Além disso, a Oscar planeja usar chatbots inteligentes para atendimento ao cliente. Em vez de ficar esperando em uma fila telefônica, o usuário poderá tirar dúvidas sobre cobertura, reembolsos ou agendamentos por meio de um assistente virtual. O robô entende linguagem natural e pode resolver a maioria dos problemas sem precisar de um atendente humano. Isso barateia o custo operacional, que acaba refletindo no valor do plano.

E como o paciente ganha com isso?

Para o cliente, a principal vantagem é a possibilidade de um cuidado mais proativo e personalizado. Imagine receber no celular um alerta dizendo: “Olá, com base no seu último exame de sangue, seu nível de colesterol está alto. Que tal agendar uma consulta com um cardiologista aqui perto de casa? O plano cobre 100%.” Essa é a promessa da Oscar.

A inteligência artificial também pode ajudar no monitoramento de doenças crônicas. Pacientes com hipertensão ou diabetes, por exemplo, podem usar aplicativos conectados a dispositivos como medidores de pressão ou glicosímetros. Os dados vão direto para a seguradora, que consegue acompanhar a evolução e intervir rapidamente se algo sair do controle. Menos idas ao hospital significam menos despesas para o plano e mais qualidade de vida para o paciente.

A Oscar afirma que essas medidas já mostraram resultados em testes iniciais. A empresa divulgou que conseguiu reduzir em até 15% os custos com internações de clientes que utilizaram programas de monitoramento remoto com suporte de IA. Em um país onde os gastos com saúde consomem quase 20% do PIB, qualquer economia é bem-vinda.

Desafios e questionamentos: até onde a IA pode ir?

Embora os benefícios pareçam claros, a implementação da inteligência artificial em planos de saúde também levanta questões importantes. A primeira é a privacidade dos dados. Para funcionar bem, a IA precisa de acesso a informações sensíveis dos pacientes – histórico médico, resultados de exames, até mesmo hábitos de vida. Como garantir que esses dados não vazam ou são usados para outros fins, como aumentar o preço do plano para quem tem problemas de saúde? A Oscar garante que segue regras rígidas de segurança e anonimização, mas o receio é legítimo.

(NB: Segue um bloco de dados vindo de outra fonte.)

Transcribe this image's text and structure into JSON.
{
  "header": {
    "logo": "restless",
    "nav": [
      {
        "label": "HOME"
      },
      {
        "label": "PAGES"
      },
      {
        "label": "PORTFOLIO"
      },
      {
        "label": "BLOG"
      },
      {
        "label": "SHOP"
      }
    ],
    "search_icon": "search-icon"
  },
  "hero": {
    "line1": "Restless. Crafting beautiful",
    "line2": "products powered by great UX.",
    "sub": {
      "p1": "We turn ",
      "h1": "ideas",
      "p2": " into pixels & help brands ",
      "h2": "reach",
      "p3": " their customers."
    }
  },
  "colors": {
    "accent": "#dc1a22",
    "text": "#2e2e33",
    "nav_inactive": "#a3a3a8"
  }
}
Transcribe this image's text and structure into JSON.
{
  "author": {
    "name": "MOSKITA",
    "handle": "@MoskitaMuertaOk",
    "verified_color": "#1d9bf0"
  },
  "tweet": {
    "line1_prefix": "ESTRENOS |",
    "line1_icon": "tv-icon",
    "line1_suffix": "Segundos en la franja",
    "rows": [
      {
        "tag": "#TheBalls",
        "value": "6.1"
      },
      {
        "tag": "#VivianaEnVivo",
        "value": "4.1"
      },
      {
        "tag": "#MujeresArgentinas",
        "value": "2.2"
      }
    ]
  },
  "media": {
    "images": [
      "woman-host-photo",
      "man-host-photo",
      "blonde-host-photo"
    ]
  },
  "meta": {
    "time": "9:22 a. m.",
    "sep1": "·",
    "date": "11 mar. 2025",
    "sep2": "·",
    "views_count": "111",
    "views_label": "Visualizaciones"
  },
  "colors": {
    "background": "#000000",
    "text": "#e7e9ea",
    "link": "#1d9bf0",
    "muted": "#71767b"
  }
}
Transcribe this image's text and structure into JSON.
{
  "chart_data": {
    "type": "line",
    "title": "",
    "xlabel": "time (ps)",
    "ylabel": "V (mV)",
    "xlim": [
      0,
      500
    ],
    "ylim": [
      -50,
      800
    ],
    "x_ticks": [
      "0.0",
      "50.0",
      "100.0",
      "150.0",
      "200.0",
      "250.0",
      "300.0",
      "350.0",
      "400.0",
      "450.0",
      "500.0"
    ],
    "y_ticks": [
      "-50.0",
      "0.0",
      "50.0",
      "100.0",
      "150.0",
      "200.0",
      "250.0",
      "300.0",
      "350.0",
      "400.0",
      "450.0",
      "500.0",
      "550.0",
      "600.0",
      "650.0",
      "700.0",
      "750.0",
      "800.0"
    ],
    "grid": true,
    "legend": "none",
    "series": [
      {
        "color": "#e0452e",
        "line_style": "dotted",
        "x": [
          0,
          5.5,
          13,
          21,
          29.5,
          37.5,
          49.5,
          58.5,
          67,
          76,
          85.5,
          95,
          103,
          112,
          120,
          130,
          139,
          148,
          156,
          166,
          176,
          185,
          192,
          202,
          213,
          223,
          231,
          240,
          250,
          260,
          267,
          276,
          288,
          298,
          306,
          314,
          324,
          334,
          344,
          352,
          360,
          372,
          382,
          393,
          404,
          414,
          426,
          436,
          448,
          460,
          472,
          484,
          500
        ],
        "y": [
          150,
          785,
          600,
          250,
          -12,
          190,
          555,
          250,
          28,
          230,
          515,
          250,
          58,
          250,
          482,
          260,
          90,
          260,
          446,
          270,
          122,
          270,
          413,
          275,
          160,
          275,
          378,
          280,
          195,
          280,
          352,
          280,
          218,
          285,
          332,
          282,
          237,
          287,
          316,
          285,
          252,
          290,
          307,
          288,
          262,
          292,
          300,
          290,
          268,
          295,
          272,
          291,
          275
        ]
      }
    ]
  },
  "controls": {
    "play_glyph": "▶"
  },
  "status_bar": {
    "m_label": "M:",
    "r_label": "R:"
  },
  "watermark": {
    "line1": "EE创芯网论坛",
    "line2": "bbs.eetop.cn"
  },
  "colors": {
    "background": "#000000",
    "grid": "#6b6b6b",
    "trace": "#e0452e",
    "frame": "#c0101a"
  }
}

Outro ponto é o risco de viés algorítmico. Se a IA for treinada com dados de um grupo específico de pessoas (por exemplo, brancos de classe alta), ela pode não funcionar bem para outros grupos, gerando desigualdade no atendimento. A seguradora diz que seus modelos são constantemente auditados para evitar discriminação, mas especialistas alertam que é preciso transparência.

E, claro, há o impacto nos empregos. Se a IA automatiza autorizações e atendimento ao cliente, o que acontece com os funcionários que faziam esses serviços? A Oscar afirma que irá realocar profissionais para funções mais estratégicas, como cuidado direto ao paciente, mas a transição nem sempre é suave.

Diante desse cenário, fica a reflexão: será que a inteligência artificial vai realmente tornar a saúde mais acessível e humana, ou apenas criar novos problemas? A resposta depende de como empresas como a Oscar vão equilibrar eficiência com ética. Enquanto isso, o mercado observa – e o bolso dos consumidores espera.